2. Leaking Littles: Large breasts actually leak less than smaller breasts (Fredregill 2004).

3. Righty FTW: Milk output is often greater from the right breast versus the left breast (Riordan 2008), even though right-handed mothers instinctively use the right-hand to position the baby and breast, thereby making it easier to feed from the left breast.

4. Superior Sugars: Human milk gets more of its energy content from lactose than any other animal milk. Lactose gives your milk a sweet taste and won’t cause diarrhoea, as the processed sugars in formula often do.

5. Boner: Weaning stimulates your body to increase bone density, meaning your post-lactation bones will be stronger than they would have been if you had never breastfed at all! Nifty. (Williams 2013).

6. Camouflaged Cups: Cotton tops and dresses with prints are the best clothing for the nursing mother. Prints tend to hide the telltale bull’s-eyes of breastmilk leakage that solids only emphasize.

7. Mammary Lane: From puberty to death you can produce milk – yes, that long. Menopause is no obstacle.

8. Subsequent Servings: If you breastfed your first child for over 6 months, with your next child your milk is likely to come in a day or so earlier than before – AND your supply is likely to be better! (Cave and Fertleman 2012).

9. Sibling-Friendly Squirting: Over-supply is more likely to occur if your children are closely spaced. See: ‘What No One Tells You About Child Spacing’.

10. Freezing Fail: It’s better to store breastmilk in the fridge than the freezer where possible. This is because the antimicrobial properties of human milk are better preserved with refrigeration (La Leche League 2012).

11. Farewell Freebie: As your child is weaned, your breasts produce colostrum again, so that the child receives an extra dose of antibodies before moving on (Giles 2003).

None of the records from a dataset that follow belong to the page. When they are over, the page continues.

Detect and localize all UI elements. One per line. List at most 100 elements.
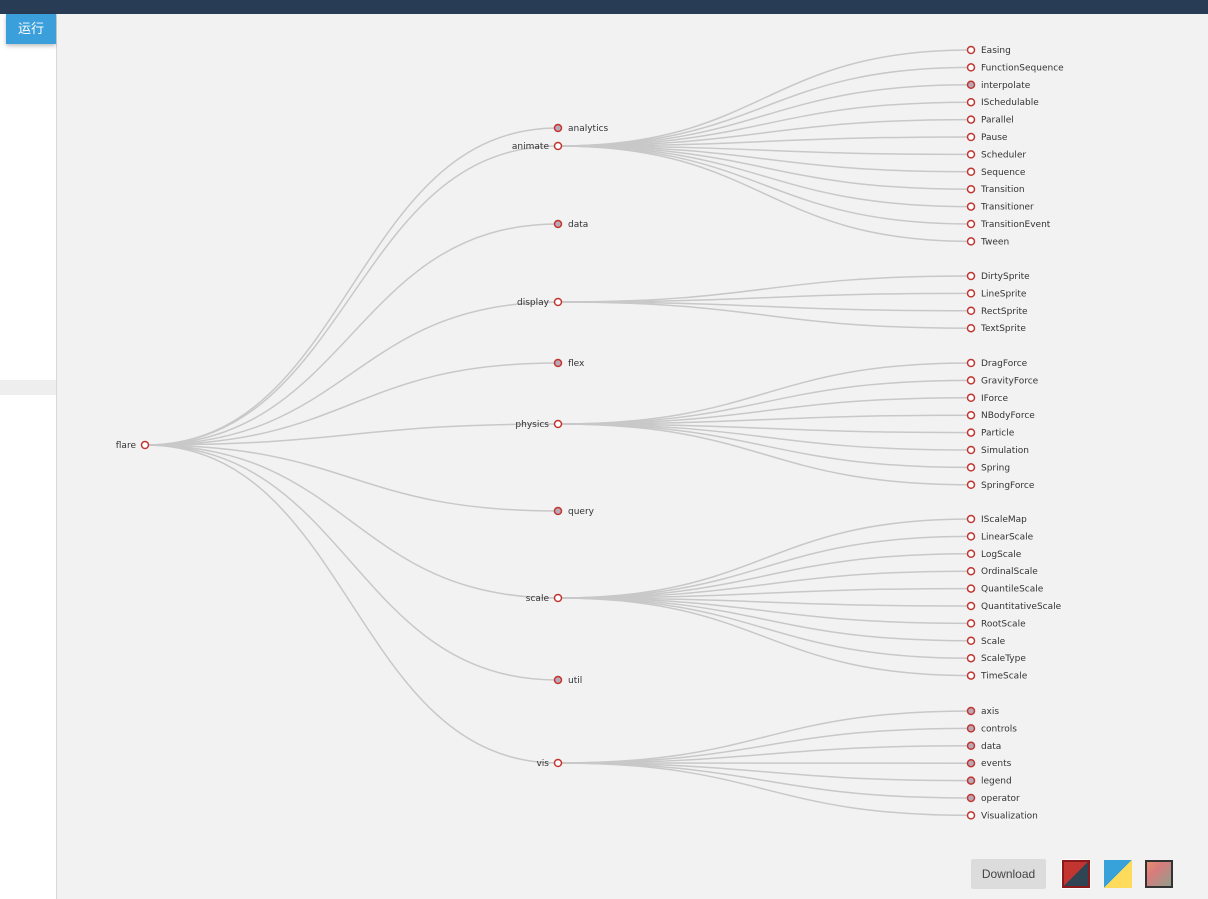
leaf-scaletype-label: ScaleType (981, 654, 1026, 664)
leaf-pause-label: Pause (981, 133, 1008, 143)
leaf-spring-label: Spring (981, 463, 1010, 473)
group-animate-node[interactable] (553, 141, 563, 151)
leaf-events-label: events (981, 759, 1012, 769)
tree-link (557, 101, 972, 147)
theme-swatch-red-dark[interactable] (1061, 859, 1091, 889)
leaf-events-node[interactable] (966, 758, 976, 768)
group-scale-node[interactable] (553, 593, 563, 603)
leaf-logscale-node[interactable] (966, 549, 976, 559)
group-query-node[interactable] (553, 506, 563, 516)
leaf-operator-node[interactable] (966, 793, 976, 803)
leaf-scheduler-node[interactable] (966, 150, 976, 159)
leaf-scheduler-label: Scheduler (981, 150, 1026, 160)
leaf-easing-label: Easing (981, 46, 1011, 56)
leaf-particle-node[interactable] (966, 428, 976, 437)
leaf-data-label: data (981, 742, 1001, 752)
leaf-transitionevent-node[interactable] (966, 219, 976, 229)
leaf-controls-node[interactable] (966, 724, 976, 733)
download-button[interactable]: Download (971, 859, 1046, 889)
tree-link (557, 597, 972, 625)
tree-link (557, 587, 972, 599)
group-data-node[interactable] (553, 219, 563, 229)
leaf-sequence-label: Sequence (981, 168, 1026, 178)
leaf-parallel-label: Parallel (981, 116, 1014, 126)
tree-link (557, 84, 972, 147)
leaf-iforce-node[interactable] (966, 393, 976, 403)
leaf-functionsequence-node[interactable] (966, 63, 976, 72)
tree-link (557, 145, 972, 243)
leaf-scaletype-node[interactable] (966, 653, 976, 663)
group-display-node[interactable] (553, 297, 563, 307)
leaf-visualization-node[interactable] (966, 811, 976, 820)
tree-link (557, 745, 972, 764)
leaf-transitioner-node[interactable] (966, 202, 976, 211)
leaf-gravityforce-label: GravityForce (981, 376, 1039, 386)
root-flare-node[interactable] (140, 440, 150, 450)
leaf-linesprite-node[interactable] (966, 289, 976, 298)
leaf-timescale-label: TimeScale (980, 672, 1028, 682)
run-button[interactable]: 运行 (6, 14, 56, 44)
group-animate-label: animate (512, 142, 550, 152)
tree-link (557, 145, 972, 208)
tree-link (557, 727, 972, 764)
leaf-gravityforce-node[interactable] (966, 376, 976, 385)
group-flex-node[interactable] (553, 358, 563, 368)
top-bar (0, 0, 1208, 14)
theme-swatch-salmon-grey[interactable] (1145, 860, 1173, 888)
leaf-interpolate-node[interactable] (966, 80, 976, 90)
group-vis-node[interactable] (553, 758, 563, 768)
leaf-dragforce-label: DragForce (981, 359, 1028, 369)
leaf-quantilescale-node[interactable] (966, 584, 976, 593)
leaf-scale-node[interactable] (966, 636, 976, 646)
leaf-dragforce-node[interactable] (966, 358, 976, 368)
group-util-node[interactable] (553, 675, 563, 685)
tree-link (144, 444, 559, 599)
leaf-quantitativescale-node[interactable] (966, 601, 976, 611)
leaf-legend-node[interactable] (966, 776, 976, 785)
group-analytics-node[interactable] (553, 123, 563, 133)
leaf-linearscale-node[interactable] (966, 532, 976, 541)
leaf-nbodyforce-node[interactable] (966, 410, 976, 420)
leaf-transition-node[interactable] (966, 184, 976, 194)
leaf-quantilescale-label: QuantileScale (981, 585, 1044, 595)
leaf-ordinalscale-node[interactable] (966, 566, 976, 576)
leaf-axis-label: axis (981, 707, 999, 717)
leaf-controls-label: controls (981, 724, 1017, 734)
tree-link (557, 145, 972, 225)
tree-link (557, 762, 972, 782)
leaf-ischedulable-node[interactable] (966, 97, 976, 107)
leaf-dirtysprite-node[interactable] (966, 271, 976, 281)
theme-swatch-blue-yellow[interactable] (1104, 860, 1132, 888)
tree-link (557, 414, 972, 425)
leaf-textsprite-node[interactable] (966, 323, 976, 333)
leaf-rootscale-node[interactable] (966, 619, 976, 628)
leaf-iscalemap-node[interactable] (966, 514, 976, 524)
leaf-spring-node[interactable] (966, 463, 976, 472)
group-query-label: query (568, 507, 595, 517)
tree-link (557, 423, 972, 451)
leaf-interpolate-label: interpolate (981, 81, 1031, 91)
leaf-operator-label: operator (981, 794, 1020, 804)
leaf-simulation-node[interactable] (966, 445, 976, 455)
tree-link (557, 423, 972, 486)
leaf-timescale-node[interactable] (966, 671, 976, 680)
tree-link (557, 597, 972, 642)
leaf-easing-node[interactable] (966, 45, 976, 55)
leaf-springforce-node[interactable] (966, 480, 976, 490)
tree-nodes: flare analytics animate Easing FunctionSeque… (116, 45, 1064, 821)
leaf-axis-node[interactable] (966, 706, 976, 716)
group-physics-node[interactable] (553, 419, 563, 429)
tree-link (144, 444, 559, 512)
tree-link (557, 710, 972, 764)
leaf-tween-node[interactable] (966, 237, 976, 246)
leaf-tween-label: Tween (980, 237, 1009, 247)
leaf-pause-node[interactable] (966, 132, 976, 142)
leaf-rectsprite-node[interactable] (966, 306, 976, 316)
leaf-sequence-node[interactable] (966, 167, 976, 177)
tree-link (557, 292, 972, 303)
tree-link (557, 301, 972, 329)
leaf-data-node[interactable] (966, 741, 976, 751)
group-scale-label: scale (526, 594, 550, 604)
sidebar-resize-handle[interactable] (0, 380, 56, 395)
leaf-parallel-node[interactable] (966, 115, 976, 124)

12. Telepathy Tits: Breastfeeding has enabled humans to communicate on a higher, more complex level. Higher-order thinking – including speech and learning – grew out of lactation! (Williams 2012).

13. Lactation Launch: When a baby nuzzles his mother’s breast prolactin is released into the mother’s bloodstream. It is then detected on a sensitive area on each milk-making cell, switching it on. Cells that haven’t been fully primed in this way will start to shut down – and they can’t be re-activated until the next pregnancy. Breasts which only have a few cells switched on are set up for minimum milk production only (Rapley and Murkett 2012).

14. Placenta Post: Hormones called placental lactogens talk to the breast during pregnancy when it is building the structures it will need for making milk. One of the messages sent by the hormones is whether you are going to nurse a baby boy or baby girl (see ‘Timeline of Breast Changes in Pregnancy’).

15. Bothersome Bottles: Contrary to popular belief, breastfeeding is actually LESS tiring for babies. One of the reasons is that a bottle-feeding baby has to pause frequently to take a breath, whereas a breastfed baby can breathe while he sucks (Rapley and Murkett 2012).